Scottish Government commits to improving learning disabilities and care for complex needs

The Scottish Government has pledged to “significantly reduce” long hospital stays and out-of-area residential placements for people with learning disabilities or complex needs by March 2024.

In one new report published Mondaythe government and local authority Cosla have committed to setting up a new national register to improve monitoring of people at risk of hospitalization or inappropriate placement.

The register will track an individual’s progress, with draft guidelines suggesting local health and social service partnerships can discuss their situation as frequently as twice a month.

At review meetings, plans will be made to ensure the person has access to the care they need, including housing and financial needs.

The report’s mission statement stated, “By March 2024, we want and need to see real change with out-of-zone residential placements and inappropriate hospital stays dramatically reduced, to the point that out-of-zone residential placements are only made by individuals or family choices and people are only hospitalized for as long as they need assessment and treatment.

Activist: Keith Findlay's mother calls for an 'overhaul' of the healthcare system.STV News
Activist: Keith Findlay’s mother calls for an ‘overhaul’ of the healthcare system.

Earlier this month, a grieving mother told STV News she wanted to see an “upheaval” in the care system following the death of her son.

Keith Findlay, who suffered from mitochondrial disease, was admitted to hospital following a seizure in April 2020.

But after no suitable care package could be found, the 30-year-old died in hospital in November 2021 when he would have been declared medically fit for discharge in June.

His mother, Emma, ​​said she felt helpless during Keith’s final days.

She said: “He knew he wouldn’t be going home.

“All he wanted to do was go home, with his care plan in place, and that never happened.”

Family: Kate Sainsbury and her son Louis.STV News
Family: Kate Sainsbury and her son Louis.

Another mother described the care system as ‘broken’ after her son spent three years in hospital because there was no adequate social care program for him.

Meanwhile, Kate Sainsbury said she saw soft therapeutic care disappear, with her son Louis locked in his room and restrained.

She told STV News that one of the worst incidents saw Louis held down by a team of adults and injected into the bottom.

Ms Sainsbury said it made her feel ‘powerless to protect him’.

Ms Sainsbury believes what happened to Louis was ‘not because people are bad’, but because the care system is ‘broken’.

Louis is now moving into his own home in Auchterarder, Perthshire, and will be close to his family where he has a “fantastic and dedicated” team of caregivers to support him.

Following the release of the Coming Home Implementation report, Mental Health Minister Kevin Stewart said: “It is totally unacceptable for people to spend time in hospitals or other care facilities while medically fit to go out.

“For every day spent unnecessarily in hospital, a person loses part of their connection to their community, family and friends.

“We are not protecting the rights of people with learning disabilities and complex needs if they stay in hospital when they should be living at home or in a family environment with the appropriate support.”

The registry will organize people into two categories of high and moderate risk.

High-risk people will include people for whom there is concern about the adequacy of their environment, while the moderate-risk category will cover people for whom the crisis has passed but who will still need to be monitored.

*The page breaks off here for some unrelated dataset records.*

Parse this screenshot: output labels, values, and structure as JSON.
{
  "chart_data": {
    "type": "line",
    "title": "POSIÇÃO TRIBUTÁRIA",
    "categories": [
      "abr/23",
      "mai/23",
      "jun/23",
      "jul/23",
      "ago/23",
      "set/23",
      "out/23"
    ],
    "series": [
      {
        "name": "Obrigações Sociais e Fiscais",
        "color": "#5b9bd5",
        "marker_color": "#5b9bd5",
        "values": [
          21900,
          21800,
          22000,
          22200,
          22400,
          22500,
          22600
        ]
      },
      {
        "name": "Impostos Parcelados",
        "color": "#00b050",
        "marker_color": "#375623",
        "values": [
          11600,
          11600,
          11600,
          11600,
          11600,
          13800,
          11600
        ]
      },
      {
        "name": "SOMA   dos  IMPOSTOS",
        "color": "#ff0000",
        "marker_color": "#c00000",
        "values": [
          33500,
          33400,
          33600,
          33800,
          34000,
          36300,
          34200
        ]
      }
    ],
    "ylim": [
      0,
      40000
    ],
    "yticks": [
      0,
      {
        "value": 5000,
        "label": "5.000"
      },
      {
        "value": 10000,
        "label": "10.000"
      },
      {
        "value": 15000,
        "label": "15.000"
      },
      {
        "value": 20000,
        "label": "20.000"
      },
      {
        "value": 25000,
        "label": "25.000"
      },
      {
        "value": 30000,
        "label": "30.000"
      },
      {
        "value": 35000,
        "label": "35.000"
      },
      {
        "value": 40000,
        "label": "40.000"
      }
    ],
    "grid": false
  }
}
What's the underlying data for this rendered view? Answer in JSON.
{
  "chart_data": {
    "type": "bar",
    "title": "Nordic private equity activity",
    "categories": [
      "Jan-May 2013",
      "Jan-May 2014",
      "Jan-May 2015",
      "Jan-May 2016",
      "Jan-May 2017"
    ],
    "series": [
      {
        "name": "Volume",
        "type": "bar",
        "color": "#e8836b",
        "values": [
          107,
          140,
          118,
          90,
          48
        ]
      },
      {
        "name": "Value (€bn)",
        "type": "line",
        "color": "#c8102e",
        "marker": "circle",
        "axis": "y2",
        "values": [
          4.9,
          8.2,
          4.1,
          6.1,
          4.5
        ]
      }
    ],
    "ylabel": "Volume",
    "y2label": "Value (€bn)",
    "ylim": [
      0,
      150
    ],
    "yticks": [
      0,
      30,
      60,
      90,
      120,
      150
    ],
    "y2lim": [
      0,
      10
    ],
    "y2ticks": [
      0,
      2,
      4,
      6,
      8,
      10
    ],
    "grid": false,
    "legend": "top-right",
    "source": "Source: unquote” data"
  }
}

The report also recommended a national support panel and peer support network so that best practices can be shared to help “ensure that real change is made”.

Stewart added: “The recommendations are essential to achieving our mission to significantly reduce delayed discharge and inappropriate out-of-area placements for adults with learning disabilities and complex care needs by March 2024.

“Visibility and accountability are key. It will not be an easy task, but we have a collective responsibility to act.

Jan Savage, director of Enable Scotland, described the March 2024 deadline as a ‘historic moment’, but added: ‘But the day of the real celebration will be the day when we know no one is still stuck at hospital or live in communities where they do not want to be.

“As of this date, the Scottish Government and Cosla have now made it clear that no person with a learning disability in Scotland will be hospitalized unless they need it, and no one will be forced to live away from communities that they have. want to live.

“Nobody will be in that position anymore. And inappropriate institutional units will not be part of Scotland’s future.

Ms Savage said “two years is still a long time” and that investment and support must continue to ensure that the timetable is met.

She added: “Our campaign (My own front door) will continue to ensure that progress is made quickly and that Scotland meets this deadline. The human rights of our fellow citizens depend on it.